Subrat Das

Personal information
- Full name: Subrat Das
- Born: 1 May 1963 (age 63)
- Role: Umpire

Umpiring information
- WODIs umpired: 3 (2010–2015)
- WT20Is umpired: 2 (2015–2015)
- FC umpired: 70 (1999–2024)
- LA umpired: 77 (1999–2021)
- T20 umpired: 67 (2007–2021)
- Source: ESPNcricinfo, 17 February 2024

= Subrat Das =

Cricket umpire

Subrat Das (born 1 May 1963) is an Indian cricket umpire. Das has umpired 3 Women's One Day International cricket matches, 1 Women's Twenty20 International match, 61 first-class matches, 56 List A matches and 36 Twenty20 matches as of March 2017.

Das made his debut as an international umpire during the fourth WODI match between England and India in February 2010 at the Dr. Y.S. Rajasekhara Reddy ACA-VDCA Cricket Stadium in Visakhapatnam. Three days later, he stood in the fifth and final WODI match of the series held at Bandra Kurla Complex Ground in Mumbai.
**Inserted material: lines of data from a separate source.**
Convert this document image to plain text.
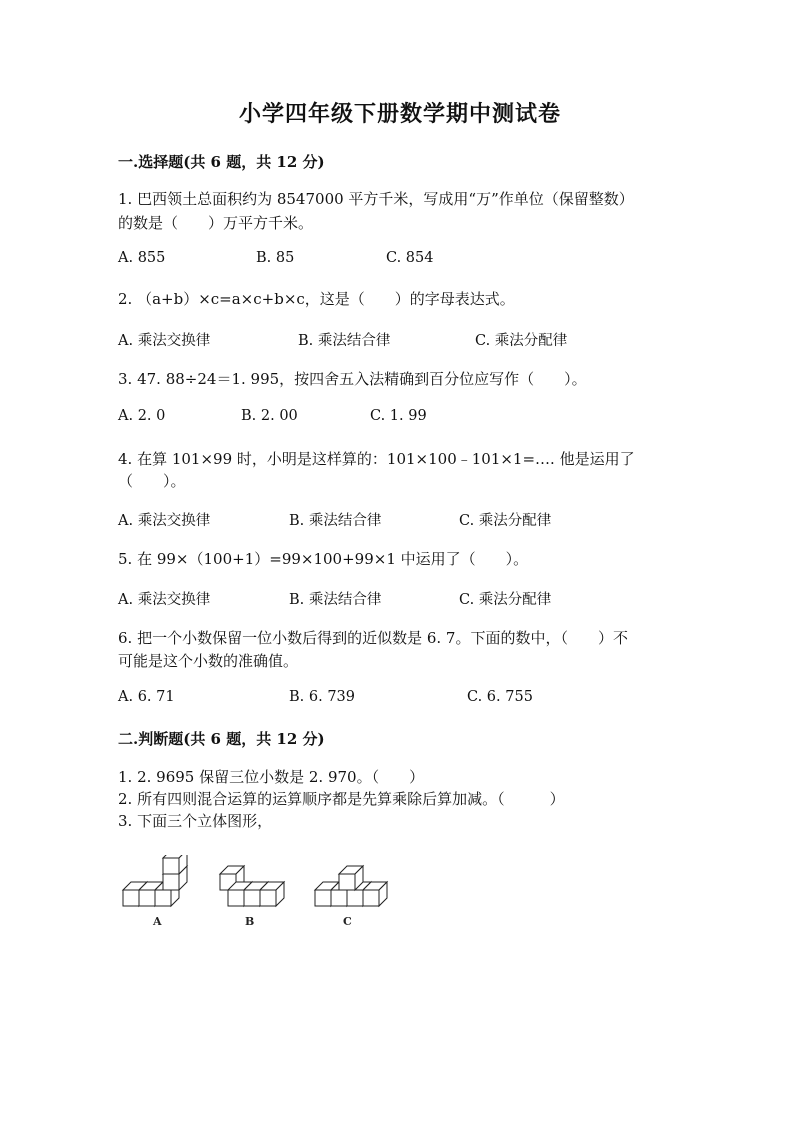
小学四年级下册数学期中测试卷
一.选择题(共 6 题，共 12 分)
1. 巴西领土总面积约为 8547000 平方千米，写成用“万”作单位（保留整数）
的数是（　　）万平方千米。
A. 855	B. 85	C. 854
2. （a+b）×c=a×c+b×c，这是（　　）的字母表达式。
A. 乘法交换律	B. 乘法结合律	C. 乘法分配律
3. 47. 88÷24＝1. 995，按四舍五入法精确到百分位应写作（　　）。
A. 2. 0	B. 2. 00	C. 1. 99
4. 在算 101×99 时，小明是这样算的：101×100﹣101×1=…. 他是运用了
（　　）。
A. 乘法交换律	B. 乘法结合律	C. 乘法分配律
5. 在 99×（100+1）=99×100+99×1 中运用了（　　）。
A. 乘法交换律	B. 乘法结合律	C. 乘法分配律
6. 把一个小数保留一位小数后得到的近似数是 6. 7。下面的数中，（　　）不
可能是这个小数的准确值。
A. 6. 71	B. 6. 739	C. 6. 755
二.判断题(共 6 题，共 12 分)
1. 2. 9695 保留三位小数是 2. 970。（　　）
2. 所有四则混合运算的运算顺序都是先算乘除后算加减。（　　　）
3. 下面三个立体图形，
A	B	C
He most recently umpired the fifth WODI match between New Zealand and India on 8 July 2015 at the M. Chinnaswamy Stadium in Bangalore. At the same venue a week later, he umpired his maiden WT20I match between the same two teams.

Das received the Saroj Mahasuara Memorial award for outstanding umpiring in 2010.

He attended Dharanidhar College in Kendujhar until 1983 and he currently resides in Sambalpur.